Under current law, once the parties finalize the negotiated forms, they must file these forms for approval by the Texas Department of Insurance. This process is cumbersome and often can discourage or delay the ability of large employers and insurers to implement these much-needed programs. Certain procedures in place have caused significant problems for insurers seeking to service this important market to assure retirement benefits continue for existing and retired employees of various plans.
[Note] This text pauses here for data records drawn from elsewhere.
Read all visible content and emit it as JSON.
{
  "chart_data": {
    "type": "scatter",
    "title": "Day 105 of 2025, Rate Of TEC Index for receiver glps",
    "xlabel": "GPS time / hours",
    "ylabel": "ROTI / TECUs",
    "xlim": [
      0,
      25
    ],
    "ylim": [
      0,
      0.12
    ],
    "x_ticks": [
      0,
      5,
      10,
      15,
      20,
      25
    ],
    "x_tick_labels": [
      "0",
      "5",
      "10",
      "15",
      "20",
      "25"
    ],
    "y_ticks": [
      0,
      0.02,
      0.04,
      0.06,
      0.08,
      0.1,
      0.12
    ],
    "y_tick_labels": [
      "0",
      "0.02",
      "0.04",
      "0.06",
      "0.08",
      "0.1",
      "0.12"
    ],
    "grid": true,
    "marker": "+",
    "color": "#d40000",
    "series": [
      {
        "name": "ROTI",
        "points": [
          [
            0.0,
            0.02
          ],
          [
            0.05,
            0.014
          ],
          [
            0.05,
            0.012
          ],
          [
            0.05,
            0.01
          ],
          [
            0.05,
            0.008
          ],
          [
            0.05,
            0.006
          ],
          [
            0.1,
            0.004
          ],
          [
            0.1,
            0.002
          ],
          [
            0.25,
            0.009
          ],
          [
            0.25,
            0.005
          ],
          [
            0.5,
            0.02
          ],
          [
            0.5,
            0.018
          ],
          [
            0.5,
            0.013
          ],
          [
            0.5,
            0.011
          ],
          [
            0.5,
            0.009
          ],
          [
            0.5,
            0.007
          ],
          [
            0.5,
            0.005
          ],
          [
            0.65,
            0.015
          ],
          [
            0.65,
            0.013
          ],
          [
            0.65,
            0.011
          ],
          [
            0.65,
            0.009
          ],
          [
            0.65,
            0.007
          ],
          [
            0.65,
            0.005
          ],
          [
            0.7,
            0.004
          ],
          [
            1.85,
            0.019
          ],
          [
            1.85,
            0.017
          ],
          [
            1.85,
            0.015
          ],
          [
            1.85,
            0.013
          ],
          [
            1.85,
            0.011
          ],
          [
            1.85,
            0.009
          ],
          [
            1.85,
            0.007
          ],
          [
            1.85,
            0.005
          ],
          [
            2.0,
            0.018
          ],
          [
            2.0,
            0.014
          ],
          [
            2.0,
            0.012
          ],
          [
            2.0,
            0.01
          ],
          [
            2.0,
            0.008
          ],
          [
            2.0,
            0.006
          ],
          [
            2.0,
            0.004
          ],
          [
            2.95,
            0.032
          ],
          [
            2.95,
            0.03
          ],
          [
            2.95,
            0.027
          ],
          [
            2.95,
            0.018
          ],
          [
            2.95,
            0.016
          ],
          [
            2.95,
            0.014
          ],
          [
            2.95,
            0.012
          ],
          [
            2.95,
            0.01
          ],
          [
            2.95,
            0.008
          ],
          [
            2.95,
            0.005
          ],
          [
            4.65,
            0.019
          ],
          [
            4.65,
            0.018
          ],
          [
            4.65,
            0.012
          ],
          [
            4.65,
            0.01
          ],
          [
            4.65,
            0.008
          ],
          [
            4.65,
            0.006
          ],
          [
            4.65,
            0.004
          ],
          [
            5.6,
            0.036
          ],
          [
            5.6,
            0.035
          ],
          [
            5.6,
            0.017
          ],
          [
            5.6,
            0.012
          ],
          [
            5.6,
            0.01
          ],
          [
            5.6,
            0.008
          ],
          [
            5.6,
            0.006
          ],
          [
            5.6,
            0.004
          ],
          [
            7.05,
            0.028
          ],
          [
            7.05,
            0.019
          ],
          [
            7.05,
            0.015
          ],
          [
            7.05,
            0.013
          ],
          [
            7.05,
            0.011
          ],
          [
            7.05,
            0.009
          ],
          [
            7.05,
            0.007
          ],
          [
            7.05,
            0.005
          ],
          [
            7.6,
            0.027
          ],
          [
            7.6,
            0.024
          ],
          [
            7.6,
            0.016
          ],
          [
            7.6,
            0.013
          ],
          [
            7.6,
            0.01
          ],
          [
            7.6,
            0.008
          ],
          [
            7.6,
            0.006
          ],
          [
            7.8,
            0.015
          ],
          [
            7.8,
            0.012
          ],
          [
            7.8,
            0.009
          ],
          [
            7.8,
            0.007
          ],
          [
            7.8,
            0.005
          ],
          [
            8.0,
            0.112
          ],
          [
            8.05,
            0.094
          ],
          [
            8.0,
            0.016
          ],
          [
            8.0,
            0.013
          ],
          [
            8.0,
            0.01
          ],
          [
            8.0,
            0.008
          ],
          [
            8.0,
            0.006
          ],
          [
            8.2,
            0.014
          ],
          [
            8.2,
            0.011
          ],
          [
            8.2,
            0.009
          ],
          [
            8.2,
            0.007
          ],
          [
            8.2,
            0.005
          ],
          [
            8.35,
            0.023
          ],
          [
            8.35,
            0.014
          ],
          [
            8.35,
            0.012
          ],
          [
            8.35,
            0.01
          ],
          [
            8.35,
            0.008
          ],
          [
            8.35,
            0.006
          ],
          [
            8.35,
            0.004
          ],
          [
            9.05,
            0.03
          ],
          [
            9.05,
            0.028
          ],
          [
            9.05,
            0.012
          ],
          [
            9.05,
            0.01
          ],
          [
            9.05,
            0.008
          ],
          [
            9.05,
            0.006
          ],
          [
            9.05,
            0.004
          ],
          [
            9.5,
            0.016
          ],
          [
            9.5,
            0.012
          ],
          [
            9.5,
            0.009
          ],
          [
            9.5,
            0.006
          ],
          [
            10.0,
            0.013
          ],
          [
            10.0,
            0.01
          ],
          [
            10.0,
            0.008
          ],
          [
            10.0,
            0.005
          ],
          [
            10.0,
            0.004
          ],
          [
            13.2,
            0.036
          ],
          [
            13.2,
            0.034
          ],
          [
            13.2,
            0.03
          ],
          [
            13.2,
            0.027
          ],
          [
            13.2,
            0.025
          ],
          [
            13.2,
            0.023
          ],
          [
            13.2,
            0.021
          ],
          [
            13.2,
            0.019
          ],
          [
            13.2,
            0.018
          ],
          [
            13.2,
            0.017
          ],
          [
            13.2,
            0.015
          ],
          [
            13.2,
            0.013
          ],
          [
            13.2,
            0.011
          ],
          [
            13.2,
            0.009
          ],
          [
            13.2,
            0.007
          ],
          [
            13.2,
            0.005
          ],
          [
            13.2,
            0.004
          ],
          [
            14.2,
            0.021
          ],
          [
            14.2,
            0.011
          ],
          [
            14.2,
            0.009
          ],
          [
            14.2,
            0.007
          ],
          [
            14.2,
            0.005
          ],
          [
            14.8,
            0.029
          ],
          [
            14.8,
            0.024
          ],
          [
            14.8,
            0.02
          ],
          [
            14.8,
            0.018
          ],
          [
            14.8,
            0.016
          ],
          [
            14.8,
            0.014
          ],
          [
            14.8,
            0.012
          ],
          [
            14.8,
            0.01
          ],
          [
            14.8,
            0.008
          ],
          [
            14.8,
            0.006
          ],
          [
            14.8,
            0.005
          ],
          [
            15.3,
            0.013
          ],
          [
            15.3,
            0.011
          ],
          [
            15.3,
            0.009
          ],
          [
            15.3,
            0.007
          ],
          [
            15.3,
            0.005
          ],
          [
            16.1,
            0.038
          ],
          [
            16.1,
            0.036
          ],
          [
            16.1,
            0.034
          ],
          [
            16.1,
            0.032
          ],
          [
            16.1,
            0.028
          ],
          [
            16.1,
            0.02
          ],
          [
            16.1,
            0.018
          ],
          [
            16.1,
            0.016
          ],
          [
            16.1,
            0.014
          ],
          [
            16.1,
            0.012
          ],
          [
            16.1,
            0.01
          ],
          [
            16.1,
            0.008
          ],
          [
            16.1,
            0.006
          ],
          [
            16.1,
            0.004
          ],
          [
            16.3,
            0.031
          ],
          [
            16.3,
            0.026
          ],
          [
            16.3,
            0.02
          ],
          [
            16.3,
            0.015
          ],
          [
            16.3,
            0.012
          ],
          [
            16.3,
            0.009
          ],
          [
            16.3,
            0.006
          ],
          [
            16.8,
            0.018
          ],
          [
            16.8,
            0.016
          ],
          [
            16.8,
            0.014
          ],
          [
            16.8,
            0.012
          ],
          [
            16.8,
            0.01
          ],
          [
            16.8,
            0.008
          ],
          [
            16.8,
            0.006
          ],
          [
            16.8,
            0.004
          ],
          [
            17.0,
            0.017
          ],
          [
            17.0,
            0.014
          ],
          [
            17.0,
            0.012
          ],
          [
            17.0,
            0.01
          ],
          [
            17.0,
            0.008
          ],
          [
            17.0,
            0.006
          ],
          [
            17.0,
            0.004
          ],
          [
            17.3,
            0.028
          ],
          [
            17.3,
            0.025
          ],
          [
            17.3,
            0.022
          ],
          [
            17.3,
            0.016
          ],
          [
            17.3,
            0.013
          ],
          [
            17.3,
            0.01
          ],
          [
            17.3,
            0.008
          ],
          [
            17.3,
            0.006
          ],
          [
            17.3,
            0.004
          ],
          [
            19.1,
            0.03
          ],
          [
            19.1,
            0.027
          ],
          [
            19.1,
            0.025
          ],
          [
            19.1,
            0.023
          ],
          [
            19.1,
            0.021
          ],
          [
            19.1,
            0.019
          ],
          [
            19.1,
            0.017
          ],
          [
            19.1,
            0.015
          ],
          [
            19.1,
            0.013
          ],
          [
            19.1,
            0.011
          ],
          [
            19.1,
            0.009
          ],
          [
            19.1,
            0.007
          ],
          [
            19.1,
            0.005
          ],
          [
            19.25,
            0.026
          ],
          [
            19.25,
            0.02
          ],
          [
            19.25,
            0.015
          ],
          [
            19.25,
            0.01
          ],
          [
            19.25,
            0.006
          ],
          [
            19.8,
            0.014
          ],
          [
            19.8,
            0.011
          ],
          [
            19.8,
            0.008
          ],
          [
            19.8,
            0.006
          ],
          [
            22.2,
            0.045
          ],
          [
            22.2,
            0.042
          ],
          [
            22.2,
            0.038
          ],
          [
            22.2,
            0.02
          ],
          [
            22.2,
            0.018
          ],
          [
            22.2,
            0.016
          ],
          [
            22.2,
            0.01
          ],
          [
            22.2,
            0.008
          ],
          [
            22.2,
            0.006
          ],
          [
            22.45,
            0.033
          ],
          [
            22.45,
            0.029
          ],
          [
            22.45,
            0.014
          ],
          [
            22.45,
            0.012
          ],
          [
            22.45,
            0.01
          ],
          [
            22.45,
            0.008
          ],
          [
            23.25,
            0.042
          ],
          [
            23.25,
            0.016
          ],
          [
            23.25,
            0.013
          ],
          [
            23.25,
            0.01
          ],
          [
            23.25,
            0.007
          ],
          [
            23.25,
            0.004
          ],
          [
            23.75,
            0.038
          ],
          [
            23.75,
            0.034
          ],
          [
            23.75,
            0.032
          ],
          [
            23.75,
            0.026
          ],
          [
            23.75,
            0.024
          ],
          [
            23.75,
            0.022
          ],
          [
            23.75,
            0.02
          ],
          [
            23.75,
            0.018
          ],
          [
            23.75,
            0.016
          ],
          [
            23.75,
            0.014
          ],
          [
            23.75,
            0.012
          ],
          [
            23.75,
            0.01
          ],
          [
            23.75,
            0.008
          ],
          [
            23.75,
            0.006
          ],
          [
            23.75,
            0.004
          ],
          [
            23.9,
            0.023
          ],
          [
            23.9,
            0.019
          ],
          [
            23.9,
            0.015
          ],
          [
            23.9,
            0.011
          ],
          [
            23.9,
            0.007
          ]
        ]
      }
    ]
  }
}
H.B. 1587 seeks to modernize the state's regulatory approach to the use by insurance companies of separate accounts in connection with life insurance and annuities to ease these burdens.

 

Key Provisions:

 

Support

 

H.B. 1587 amends current law relating to the use by insurance companies of separate accounts in connection with life insurance and annuities and certain other benefits.

 

RULEMAKING AUTHORITY

 

This bill does not expressly grant any additional rulemaking authority to a state officer, institution, or agency.

 

SECTION BY SECTION ANALYSIS

 

SECTION 1. Provides that the legislature declares the intent of this Act is to be consistent with:

 

(1) uniform laws of the various states in which the approval of a separate account and of the investments and reserves in a separate account is performed by the domiciliary state; and

 

(2) recent legislative enactments designed to modernize insurance regulation by exempting certain large commercial-type policy forms from regulatory filing and approval.

 

SECTION 2. Amends Section 1152.055, Insurance Code, as follows:

 

Sec. 1152.055. GUARANTEED BENEFITS AND MONEY RESTRICTION FOR SEPARATE ACCOUNTS. Prohibits a domestic insurance company, rather than an insurance company, from maintaining a reserve for a benefit guaranteed as to dollar amount and duration or funds guaranteed as to principal amount or stated rate of interest in a separate account except with the commissioner of insurance's approval and under conditions for investments, and other matters, that recognize the guaranteed nature of the benefits provided and that are prescribed by the Texas Department of Insurance.

 

SECTION 3. Amends Subchapter A, Chapter 1701, Insurance Code, by adding Section 1701.006, as follows: 

 

Sec. 1701.006. EXEMPTION FOR CERTAIN GROUP ANNUITY TRANSACTIONS. (a) Provides that the filing and approval requirements in Chapter 1701 (Policy Forms) do not apply to any group annuity policy, certificate, or contract written or issued by an insurer authorized to engage in the business of insurance in this state that involves use of a separate account if benefits would also have guarantees from an insurer's general account.

 

(b) Provides that, for the purposes of this section, a group annuity policy, certificate, or contract, includes a single premium group annuity policy, certificate, or contract that is negotiated between an insurer and an applicable group or plan sponsor.

 

SECTION 4. Effective date: upon passage or September 1, 2023.